Single by Genesis

from the album Abacab
- B-side: "Dodo" (US) "Naminanu" (EU);
- Released: September 1981 (US)
- Recorded: 1981
- Genre: Pop rock;
- Length: 4:40 (LP version) 4:00 (US promo single edit/music video)
- Label: Vertigo (EU) Atlantic (US)
- Songwriters: Tony Banks; Phil Collins; Mike Rutherford;
- Producers: Genesis; Hugh Padgham;

Genesis singles chronology
| "Abacab" (1981) | "No Reply at All" (1981) | "Keep It Dark" (1981) |

Music video
- "No Reply at All" on YouTube

= No Reply at All =

"No Reply at All" is a song by the English rock band Genesis, released as the lead single in the US from their eleventh studio album, Abacab (1981). It was not released in the UK, where "Abacab" was the first single.

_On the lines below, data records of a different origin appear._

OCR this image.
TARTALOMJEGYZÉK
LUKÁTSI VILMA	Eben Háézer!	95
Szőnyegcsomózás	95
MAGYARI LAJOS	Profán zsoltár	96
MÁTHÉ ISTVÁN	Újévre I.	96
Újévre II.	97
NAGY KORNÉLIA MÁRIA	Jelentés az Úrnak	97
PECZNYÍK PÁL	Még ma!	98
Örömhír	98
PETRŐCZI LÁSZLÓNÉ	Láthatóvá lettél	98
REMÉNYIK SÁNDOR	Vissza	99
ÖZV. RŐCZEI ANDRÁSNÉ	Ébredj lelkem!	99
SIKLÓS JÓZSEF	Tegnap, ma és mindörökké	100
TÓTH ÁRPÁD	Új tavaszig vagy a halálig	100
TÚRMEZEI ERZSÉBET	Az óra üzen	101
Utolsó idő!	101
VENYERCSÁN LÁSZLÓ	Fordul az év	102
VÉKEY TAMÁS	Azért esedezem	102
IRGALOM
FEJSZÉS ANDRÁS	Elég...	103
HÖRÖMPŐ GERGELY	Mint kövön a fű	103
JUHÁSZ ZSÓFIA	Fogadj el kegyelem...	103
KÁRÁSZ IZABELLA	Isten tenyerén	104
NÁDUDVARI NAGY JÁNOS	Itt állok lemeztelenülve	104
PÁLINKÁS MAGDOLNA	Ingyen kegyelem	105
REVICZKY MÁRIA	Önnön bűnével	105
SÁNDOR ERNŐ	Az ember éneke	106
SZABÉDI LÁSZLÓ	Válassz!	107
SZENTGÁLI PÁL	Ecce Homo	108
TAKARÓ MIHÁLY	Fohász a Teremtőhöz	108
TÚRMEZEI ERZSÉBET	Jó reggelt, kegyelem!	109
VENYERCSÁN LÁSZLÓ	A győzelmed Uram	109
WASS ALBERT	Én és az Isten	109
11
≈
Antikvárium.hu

The US single release edit omits the second verse of the song as it appears on the Abacab album.

==Structure==
This song, like Phil Collins' solo track "I Missed Again" (recorded at around the same time), makes prominent use of a horn section, arranged by Tom Tom 84 (i.e. Thomas Washington, horn arranger for Earth, Wind & Fire) and played by that band's wind players, credited on the song as "EWF Horns". The song marks a step toward the mainstream pop direction Genesis was taking at the time, yet it still contains elements of their past: complex, melodic bass riffs, and a cross-hand technique on a Prophet-5, similar to the style used for the intro to "The Lamb Lies Down on Broadway", from their 1974 studio album of the same name

The song was released as the first single from Abacab in the US, and reached the US Top 30 in the fall of 1981. "No Reply at All" spent 18 weeks on the Billboard Hot 100, longer than most of their hits which reached the Top 10, including "Invisible Touch", which spent only 17 weeks on the chart in comparison.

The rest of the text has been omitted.